Pa. Environmental Hearing Board Held Not a Policy Body
In Pa.DEP v. North American Refractories, 791 A.2d 461 (Commonwealth Ct. 2002), a kiln operator shut down a unit in 1997. In 1998 it decided that the shutdown would be permanent, and within a year it applied for an ERC (Emission Reduction Credit). DEP denied the credit because the application had not been filed within one year of the "initiation of [the] emissions reduction" as called for under the regulations. Refractories appealed and the Environmental Hearing Board, after hearings and consideration of the DEP's interpretation of the regulation, concluded that Refractories was entitled to the ERC. The DEP appealed that ruling to the Commonwealth Court, which reversed. The court ruled that the DEP's interpretation of its regulations is entitled to "great deference," whereas the Board is not a policy making body and does not have the expertise of the Department. Therefore, the Board cannot reject an interpretation of a regulation by DEP if that interpretation is "reasonable."
A further holding in the same vein arose in Browning-Ferris Industries, Inc. v,. Pa. DEP, 819 A.2d 2148 (Commonwealth Ct. 2003). Browning-Ferris proposed to accelerate the rate of disposal at an approved landfill, but needed a permit modification. DEP granted the modification over neighbor complaints, making the necessary finding that the "benefits clearly outweigh the harms." The only identifiable benefit, however, was the acceleration of "host fees" to the municipality (the payments per ton of waste buried); the total sum paid would not change because the total landfill capacity was not increased. The Environmental Hearing Board decided that the acceleration of benefits would be matched by an acceleration of detriments (litter, noise, vectors), and that there was no basis for the Department's conclusion that the benefits clearly outweigh the harms. It reversed the DEP action. Again, the Commonwealth Court held that the Board is bound by a Department interpretation of the regulations (in this case, the weighing of benefits and detriments), and reinstated the permit modification.

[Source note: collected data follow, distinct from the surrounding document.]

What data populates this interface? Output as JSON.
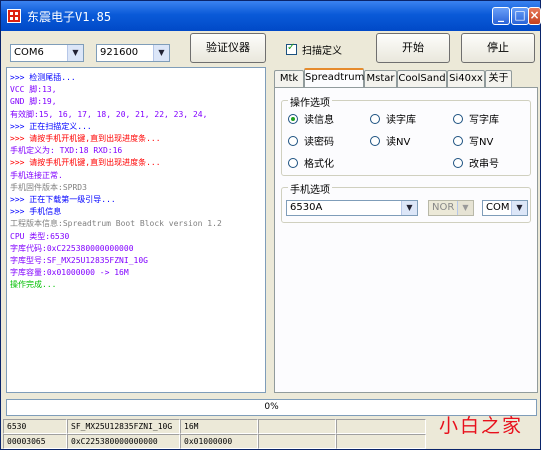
{
  "window": {
    "title": "东震电子V1.85",
    "min_glyph": "_",
    "max_glyph": "□",
    "close_glyph": "×"
  },
  "toolbar": {
    "port": "COM6",
    "baud": "921600",
    "verify_label": "验证仪器",
    "scan_label": "扫描定义",
    "scan_checked": true,
    "start_label": "开始",
    "stop_label": "停止"
  },
  "log": [
    {
      "text": ">>> 检测尾插...",
      "color": "#0000ff"
    },
    {
      "text": "    VCC 脚:13,",
      "color": "#8000ff"
    },
    {
      "text": "    GND 脚:19,",
      "color": "#8000ff"
    },
    {
      "text": "    有效脚:15, 16, 17, 18, 20, 21, 22, 23, 24,",
      "color": "#8000ff"
    },
    {
      "text": ">>> 正在扫描定义...",
      "color": "#0000ff"
    },
    {
      "text": ">>> 请按手机开机键,直到出现进度条...",
      "color": "#ff0000"
    },
    {
      "text": "    手机定义为: TXD:18  RXD:16",
      "color": "#8000ff"
    },
    {
      "text": ">>> 请按手机开机键,直到出现进度条...",
      "color": "#ff0000"
    },
    {
      "text": "    手机连接正常.",
      "color": "#8000ff"
    },
    {
      "text": "    手机固件版本:SPRD3",
      "color": "#808080"
    },
    {
      "text": ">>> 正在下载第一级引导...",
      "color": "#0000ff"
    },
    {
      "text": ">>> 手机信息",
      "color": "#0000ff"
    },
    {
      "text": "    工程版本信息:Spreadtrum Boot Block version 1.2",
      "color": "#808080"
    },
    {
      "text": "    CPU 类型:6530",
      "color": "#8000ff"
    },
    {
      "text": "    字库代码:0xC225380000000000",
      "color": "#8000ff"
    },
    {
      "text": "    字库型号:SF_MX25U12835FZNI_10G",
      "color": "#8000ff"
    },
    {
      "text": "    字库容量:0x01000000  -> 16M",
      "color": "#8000ff"
    },
    {
      "text": "    操作完成...",
      "color": "#00c000"
    }
  ],
  "tabs": [
    "Mtk",
    "Spreadtrum",
    "Mstar",
    "CoolSand",
    "Si40xx",
    "关于"
  ],
  "active_tab": "Spreadtrum",
  "operations": {
    "title": "操作选项",
    "options": [
      {
        "label": "读信息",
        "checked": true
      },
      {
        "label": "读字库",
        "checked": false
      },
      {
        "label": "写字库",
        "checked": false
      },
      {
        "label": "读密码",
        "checked": false
      },
      {
        "label": "读NV",
        "checked": false
      },
      {
        "label": "写NV",
        "checked": false
      },
      {
        "label": "格式化",
        "checked": false
      },
      {
        "label": "改串号",
        "checked": false
      }
    ]
  },
  "phone": {
    "title": "手机选项",
    "model": "6530A",
    "flash": "NOR",
    "port": "COM"
  },
  "progress": {
    "label": "0%",
    "value": 0
  },
  "statusbar": {
    "row1": [
      "6530",
      "SF_MX25U12835FZNI_10G",
      "16M",
      "",
      ""
    ],
    "row2": [
      "00003065",
      "0xC225380000000000",
      "0x01000000",
      "",
      ""
    ]
  },
  "watermark": "小白之家",
  "colors": {
    "titlebar": "#0a5ad8",
    "tab_accent": "#e68b2c",
    "watermark": "#e8101c"
  }
}
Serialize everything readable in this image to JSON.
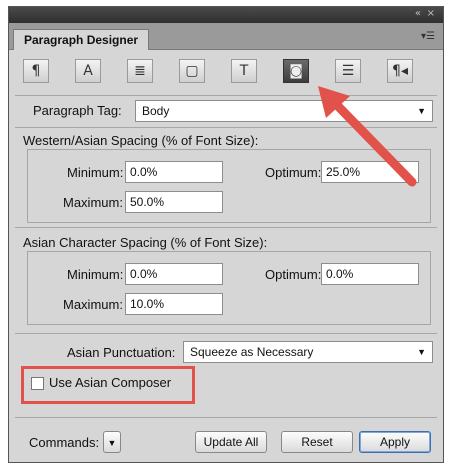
{
  "window": {
    "controls": {
      "collapse": "«",
      "close": "×"
    },
    "tab_title": "Paragraph Designer",
    "menu_icon": "panel-menu-icon"
  },
  "toolbar": {
    "buttons": [
      {
        "icon": "paragraph-icon",
        "glyph": "¶"
      },
      {
        "icon": "text-a-icon",
        "glyph": "A"
      },
      {
        "icon": "default-font-icon",
        "glyph": "≣"
      },
      {
        "icon": "pagination-icon",
        "glyph": "▢"
      },
      {
        "icon": "text-frame-icon",
        "glyph": "T"
      },
      {
        "icon": "asian-icon",
        "glyph": "◙",
        "active": true
      },
      {
        "icon": "table-cell-icon",
        "glyph": "☰"
      },
      {
        "icon": "direction-icon",
        "glyph": "¶◂"
      }
    ]
  },
  "paragraph_tag": {
    "label": "Paragraph Tag:",
    "value": "Body"
  },
  "western_asian": {
    "title": "Western/Asian Spacing (% of Font Size):",
    "minimum_label": "Minimum:",
    "minimum_value": "0.0%",
    "optimum_label": "Optimum:",
    "optimum_value": "25.0%",
    "maximum_label": "Maximum:",
    "maximum_value": "50.0%"
  },
  "asian_char": {
    "title": "Asian Character Spacing (% of Font Size):",
    "minimum_label": "Minimum:",
    "minimum_value": "0.0%",
    "optimum_label": "Optimum:",
    "optimum_value": "0.0%",
    "maximum_label": "Maximum:",
    "maximum_value": "10.0%"
  },
  "asian_punctuation": {
    "label": "Asian Punctuation:",
    "value": "Squeeze as Necessary"
  },
  "use_asian_composer": {
    "label": "Use Asian Composer",
    "checked": false
  },
  "footer": {
    "commands_label": "Commands:",
    "update_all": "Update All",
    "reset": "Reset",
    "apply": "Apply"
  },
  "annotation": {
    "highlight_color": "#e0524a"
  }
}
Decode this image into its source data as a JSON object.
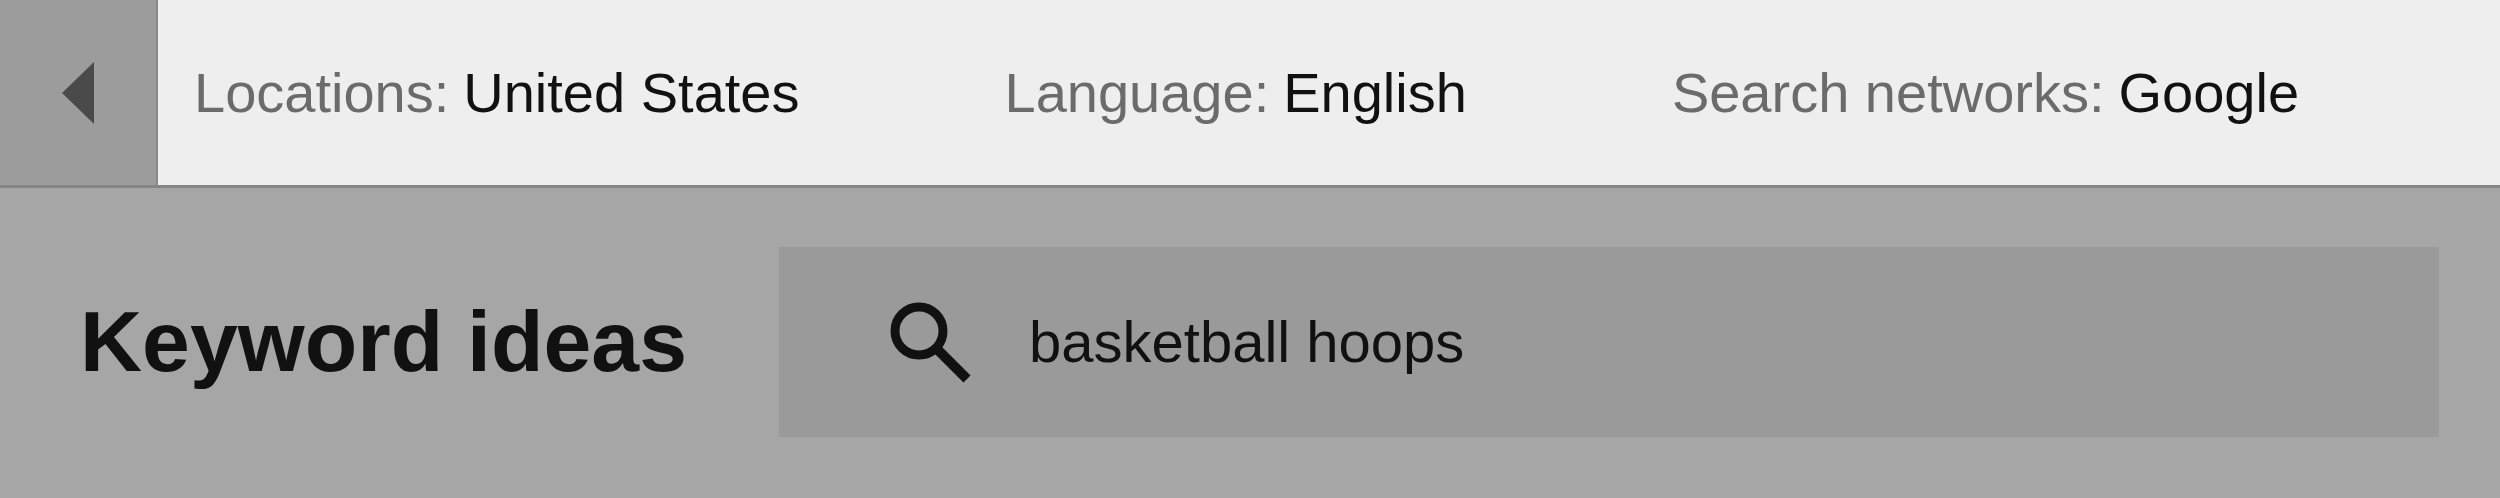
{
  "filters": [
    {
      "label": "Locations:",
      "value": "United States"
    },
    {
      "label": "Language:",
      "value": "English"
    },
    {
      "label": "Search networks:",
      "value": "Google"
    }
  ],
  "heading": "Keyword ideas",
  "search": {
    "value": "basketball hoops"
  }
}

The potential implications of American Refractories and Browning-Ferris are significant. The Board hears cases de novo under law; but if it is bound to accept any judgment or interpretation by the Department that is "reasonable," this is likely to decide the result of most if not all cases. Refractories involved a relatively pure question of the meaning of a regulation. Browning-Ferris, however, involves a number of judgments of fact - benefits and harms -- rather than expertise in a reading of a regulation.
1) Both Bills are in subcommittee. The Senate subcommittee has held hearings on S. 485 this Spring.
2) 68 Federal Register 80186 et seq (December 31, 2003).
3) 68 Federal Register pp. 11316 et seq (March 10, 2003).
4) 68 Federal Register pp. 80290 et seq (December 31, 2002).
5) 68 Federal Register pp. 38517-38523 (June 27, 2003).
6) 25 Pa. Code § 130.101 et seq., added at 32 Pa. 4819 (October 4, 2002).
7) 25 Pa. Code § 130.201 et seq., added at 32 Pa. B. 4824 (October 4, 2002).